The MKMVA also wanted an investigation to determine who voted against Zuma and for those found guilty to be charged and suspended pending the outcome of a disciplinary process.

In his political report at the association’s NEC meeting yesterday Maphatsoe also called for Hanekom to be removed as chair of the NDC.

ANC Women’s League secretary-general Meokgo Matuba accused some officials of operating “like loose cannons”.

“For me, people who are irresponsible are those who like fame – populists of the worst kind – because they raise issues in the media.

"Once you go into bed with the enemy and the enemy starts to elevate you and applauds you, you must begin to do introspection if that is in the best interest of the ANC.”

However, Matuba suggested that instead of these “comrades” being expelled, they should be rehabilitated.

“The process of discipline in the ANC should not be a process that is so harsh that it results in people being axed from the ANC,” she said.

But, she said, “if people have to pack up and go and form a new movement because they are working with organisations like Save SA, they must go peacefully instead of tearing the organisation apart”.

Disciplinary action

The anti-Zuma lobby insisted that the proposed disciplinary action exposed inconsistencies in the ANC as several officials had transgressed the party’s rules on many occasions, and cited Zuma as the chief offender.

“Why do you persecute the individuals who are standing up for the right thing?
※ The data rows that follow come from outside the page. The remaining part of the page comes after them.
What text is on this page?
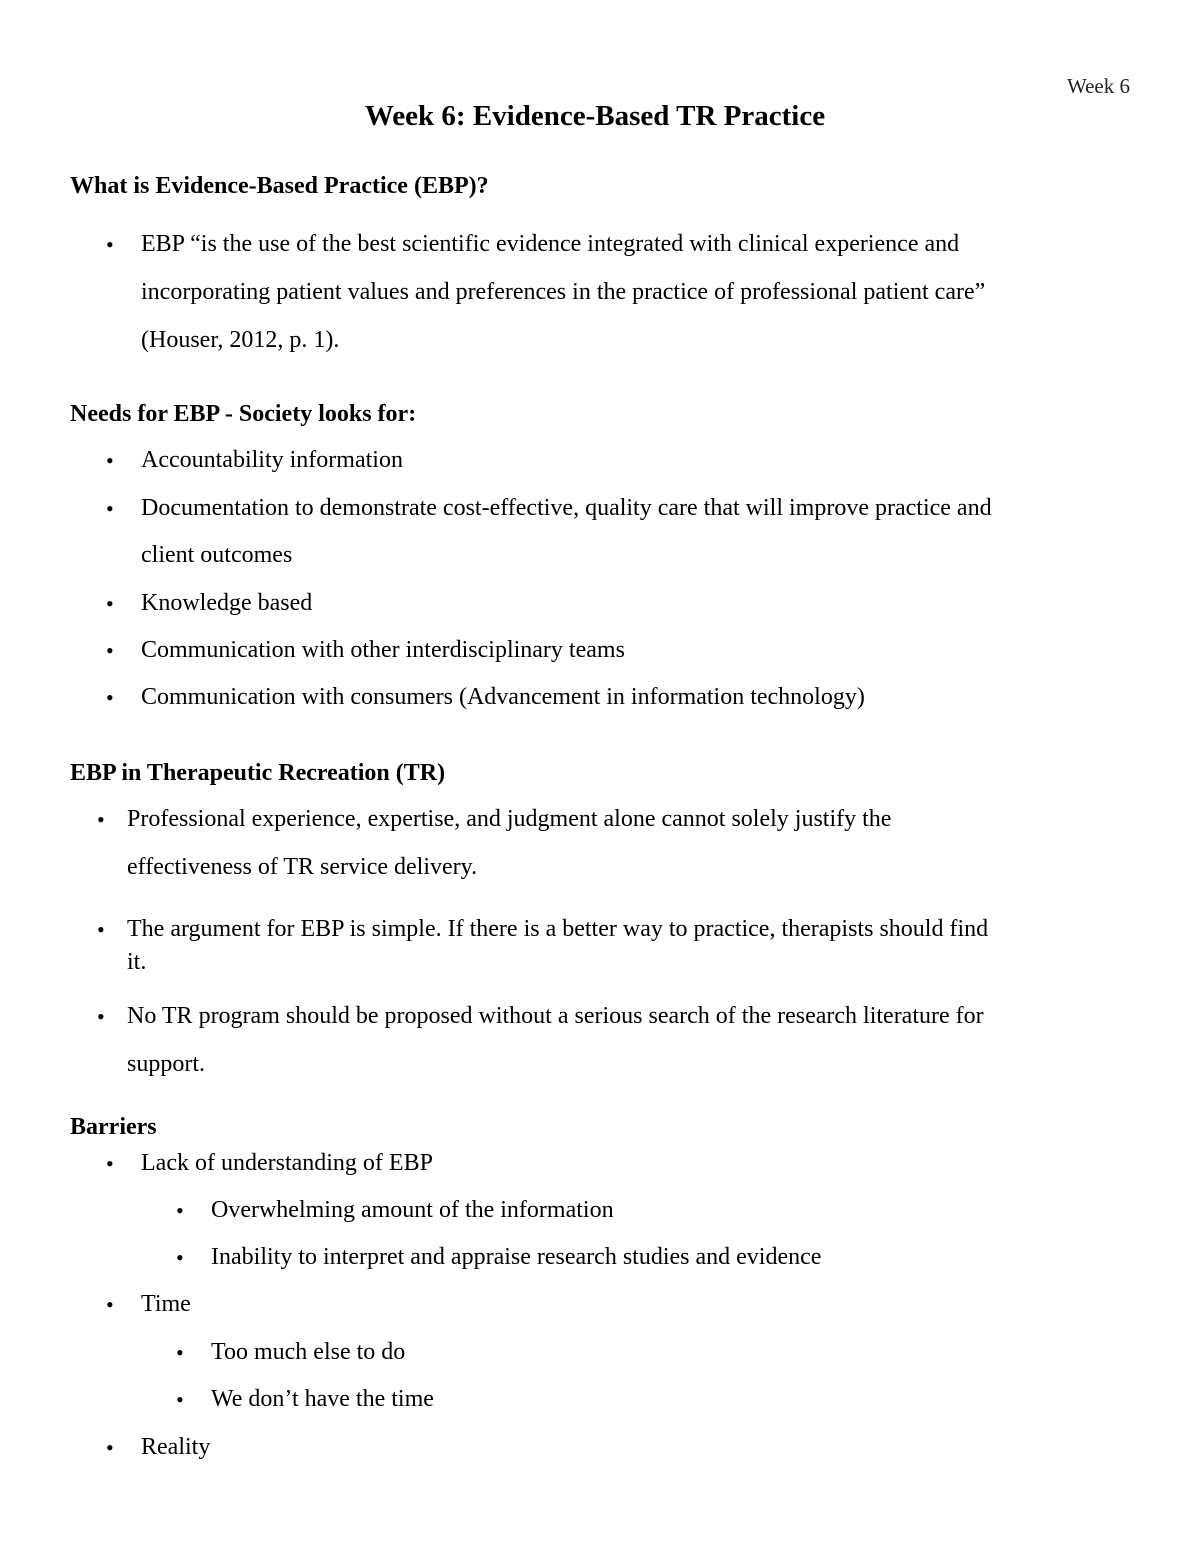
Week 6
Week 6: Evidence-Based TR Practice
What is Evidence-Based Practice (EBP)?
• EBP “is the use of the best scientific evidence integrated with clinical experience and
incorporating patient values and preferences in the practice of professional patient care”
(Houser, 2012, p. 1).
Needs for EBP - Society looks for:
• Accountability information
• Documentation to demonstrate cost-effective, quality care that will improve practice and
client outcomes
• Knowledge based
• Communication with other interdisciplinary teams
• Communication with consumers (Advancement in information technology)
EBP in Therapeutic Recreation (TR)
• Professional experience, expertise, and judgment alone cannot solely justify the
effectiveness of TR service delivery.
• The argument for EBP is simple. If there is a better way to practice, therapists should find
it.
• No TR program should be proposed without a serious search of the research literature for
support.
Barriers
• Lack of understanding of EBP
• Overwhelming amount of the information
• Inability to interpret and appraise research studies and evidence
• Time
• Too much else to do
• We don’t have the time
• Reality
The real rebels are those individuals involved in nefarious activities,” said a Zuma critic.

“You must look at what the principles and values of the ANC are. Who are the people trying to live by them? Who are the people violating them, and what is happening to them?”

Mantashe said the ANC had not identified MPs who would be disciplined and that those who were throwing names around were “imagining things”.

He said “the ANC gave people leeway until a certain point, and there comes a time when it has to draw the line and take action”.

He said the party could not jump and discipline officials every time they said something wrong and that “sometimes it quietly called the culprits in and showed them the error of their actions”.

ANC spokesperson Zizi Kodwa said no one had been charged.

“The [national working committee] agreed, firstly, that we must talk to the MPs who publicly announced that they voted with the opposition,” he said.

Secondly, he said, “the ANC will decide on the next step to take based on their submission”.

He said “no names were given except to say there were three MPs who came out after voting”.

Mantashe said MPs would not be asked to explain themselves as some of them had publicly declared their positions.

He also said “the ANC will not launch a witch-hunt and seek to find out how people voted during the motion of no confidence”.

Only those who told the party to “go to hell”, even after it had given instructions, would face disciplinary action, he said.

Those sympathetic to the dissident MPs said Mantashe was “scoring own goals by granting the Zuma faction its wishes”.